It is with great pleasure that I am able to say Spring Is Here In NEO. Rick takes full responsibility for the brief return to Winter a while back, caused by him putting all the snow shovels away despite my warnings. (It was that night that the snow fell, too!) Yesterday, Easter, was full of sunshine, warm breeze, birdsong, and lots of trash talk during the front-yard wiffle ball and kickball games at my sister Patti's house. All eleventy thousand of us were there, and St. Patsy was in her glory.
On Saturday Rick and I had spent part of that Springy day evaluating the yard. My chives are up, along with my French tarragon, spicy oregano, and sage. The thyme, which had sprawled out into half of the plot, had not fared as well. I pulled it all up but a softball-sized clump which looked sickly and sad. I guess we'll see what happens. Both pond fish, Frigidaire-Ziploc and Tina, had managed to survive the winter and were sluggishly moving about in the cold, brackish water. "I know just how you feel," I told them.

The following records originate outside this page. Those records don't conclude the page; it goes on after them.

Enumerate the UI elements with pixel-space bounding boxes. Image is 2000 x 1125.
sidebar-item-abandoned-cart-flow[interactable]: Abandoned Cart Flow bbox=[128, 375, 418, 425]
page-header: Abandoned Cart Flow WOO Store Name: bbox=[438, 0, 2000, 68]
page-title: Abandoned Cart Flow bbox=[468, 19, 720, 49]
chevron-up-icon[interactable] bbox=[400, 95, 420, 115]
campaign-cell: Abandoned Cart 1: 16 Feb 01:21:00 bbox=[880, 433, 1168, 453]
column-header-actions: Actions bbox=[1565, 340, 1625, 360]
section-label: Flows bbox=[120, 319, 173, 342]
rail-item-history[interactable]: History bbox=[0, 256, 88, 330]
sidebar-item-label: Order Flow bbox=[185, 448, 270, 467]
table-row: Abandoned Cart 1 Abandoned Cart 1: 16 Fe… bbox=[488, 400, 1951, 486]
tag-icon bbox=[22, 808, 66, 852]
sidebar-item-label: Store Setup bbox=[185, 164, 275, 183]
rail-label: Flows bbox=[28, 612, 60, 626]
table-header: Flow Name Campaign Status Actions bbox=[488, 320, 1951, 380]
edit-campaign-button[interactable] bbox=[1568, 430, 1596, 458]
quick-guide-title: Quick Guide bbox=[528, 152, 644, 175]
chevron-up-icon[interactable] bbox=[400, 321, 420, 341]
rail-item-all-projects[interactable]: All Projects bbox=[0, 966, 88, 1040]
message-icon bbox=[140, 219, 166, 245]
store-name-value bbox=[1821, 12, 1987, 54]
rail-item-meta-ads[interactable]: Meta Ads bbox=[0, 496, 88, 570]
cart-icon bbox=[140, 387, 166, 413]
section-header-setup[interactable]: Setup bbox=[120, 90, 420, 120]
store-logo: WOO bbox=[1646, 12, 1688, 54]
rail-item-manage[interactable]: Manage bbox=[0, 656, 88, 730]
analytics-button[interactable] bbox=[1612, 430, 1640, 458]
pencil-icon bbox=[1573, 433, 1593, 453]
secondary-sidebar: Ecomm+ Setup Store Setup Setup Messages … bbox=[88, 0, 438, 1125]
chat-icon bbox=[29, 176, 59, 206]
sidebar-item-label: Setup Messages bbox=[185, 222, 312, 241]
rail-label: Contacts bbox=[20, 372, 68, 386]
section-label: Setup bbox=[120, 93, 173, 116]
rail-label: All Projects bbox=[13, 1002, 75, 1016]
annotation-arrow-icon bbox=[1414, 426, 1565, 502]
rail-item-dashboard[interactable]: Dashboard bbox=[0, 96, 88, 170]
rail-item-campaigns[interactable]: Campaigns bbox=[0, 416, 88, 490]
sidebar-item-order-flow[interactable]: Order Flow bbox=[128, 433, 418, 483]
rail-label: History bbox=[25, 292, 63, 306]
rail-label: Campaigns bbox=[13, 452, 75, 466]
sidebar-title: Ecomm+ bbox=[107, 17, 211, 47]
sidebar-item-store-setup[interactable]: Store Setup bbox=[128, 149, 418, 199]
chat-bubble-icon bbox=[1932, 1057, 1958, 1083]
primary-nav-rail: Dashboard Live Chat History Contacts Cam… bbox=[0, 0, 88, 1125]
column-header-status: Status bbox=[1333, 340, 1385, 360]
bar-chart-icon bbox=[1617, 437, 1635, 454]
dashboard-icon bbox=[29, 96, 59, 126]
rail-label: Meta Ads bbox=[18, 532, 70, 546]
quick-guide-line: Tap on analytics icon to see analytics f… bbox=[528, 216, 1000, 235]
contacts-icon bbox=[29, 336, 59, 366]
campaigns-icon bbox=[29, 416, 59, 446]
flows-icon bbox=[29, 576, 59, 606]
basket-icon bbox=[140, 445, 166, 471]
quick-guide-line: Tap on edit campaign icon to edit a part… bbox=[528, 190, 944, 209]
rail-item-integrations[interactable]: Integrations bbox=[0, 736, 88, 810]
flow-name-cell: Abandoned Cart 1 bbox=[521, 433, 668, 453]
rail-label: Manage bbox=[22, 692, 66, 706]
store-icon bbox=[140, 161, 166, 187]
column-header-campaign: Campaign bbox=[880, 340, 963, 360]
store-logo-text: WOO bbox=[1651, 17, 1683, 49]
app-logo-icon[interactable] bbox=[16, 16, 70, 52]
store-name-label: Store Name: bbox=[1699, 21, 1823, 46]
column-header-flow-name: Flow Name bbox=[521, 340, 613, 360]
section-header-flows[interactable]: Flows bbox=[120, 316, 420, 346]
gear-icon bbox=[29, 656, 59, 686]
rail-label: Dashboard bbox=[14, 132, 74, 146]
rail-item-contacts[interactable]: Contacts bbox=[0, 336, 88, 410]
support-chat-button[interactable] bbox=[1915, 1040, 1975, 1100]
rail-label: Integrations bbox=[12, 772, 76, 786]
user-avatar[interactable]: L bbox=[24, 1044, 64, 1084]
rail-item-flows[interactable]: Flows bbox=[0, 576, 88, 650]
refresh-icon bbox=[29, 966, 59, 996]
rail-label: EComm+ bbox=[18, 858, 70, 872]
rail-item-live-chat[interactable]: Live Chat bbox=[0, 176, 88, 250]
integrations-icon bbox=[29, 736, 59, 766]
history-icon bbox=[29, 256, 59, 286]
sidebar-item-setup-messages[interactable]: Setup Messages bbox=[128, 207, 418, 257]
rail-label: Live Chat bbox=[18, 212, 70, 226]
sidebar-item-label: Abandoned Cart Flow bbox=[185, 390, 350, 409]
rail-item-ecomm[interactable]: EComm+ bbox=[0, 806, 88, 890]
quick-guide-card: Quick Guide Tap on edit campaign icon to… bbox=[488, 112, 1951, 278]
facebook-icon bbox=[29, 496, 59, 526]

It makes me feel silly and a little ashamed to say that this was a tough winter for me. After all, what did I have to do but wake up, eventually get dressed, and putter around, occasionally running some errands? Did I have to go to work every single day, brave the cold, shovel the snow, wrangle little kids to daycare, worry about anything, really? No. Honestly, I didn't. I had the life of A Kept Woman, by and large, and I could stay at home in the warmth and drink warm things and keep things tidy and cuddle the cats and read and wait for Rick to come home. How tough is that?
But as soon as Spring began its slow approach, I felt restless. It was almost instinctive, inborn, a genetic urge that made me feel a slight irritation. A sort of undercurrent, a thrumming, started in my nerves. I felt trapped and cornered. I wanted to drive, get away, go away, see something, do something. I needed to travel, to jaunt away for a bit. You know how if you have an old plant that starts doing poorly for no reason, you give the bottom of the pot a good knock and it shakes it up a bit, and it snaps to? That's what a road trip can do for me. It gets me snapped out of my post-winter funk.
So, I'm headed out tomorrow to see a friend in Maryland. It has been a million years since we've spent time together, but I have a feeling that we'll be able to pick up right where we left off. That's the great thing about friendships. Like herbs in a garden, the strongest ones can lie fallow under the worst conditions, but be vibrant and alive when the sun shines warmly again.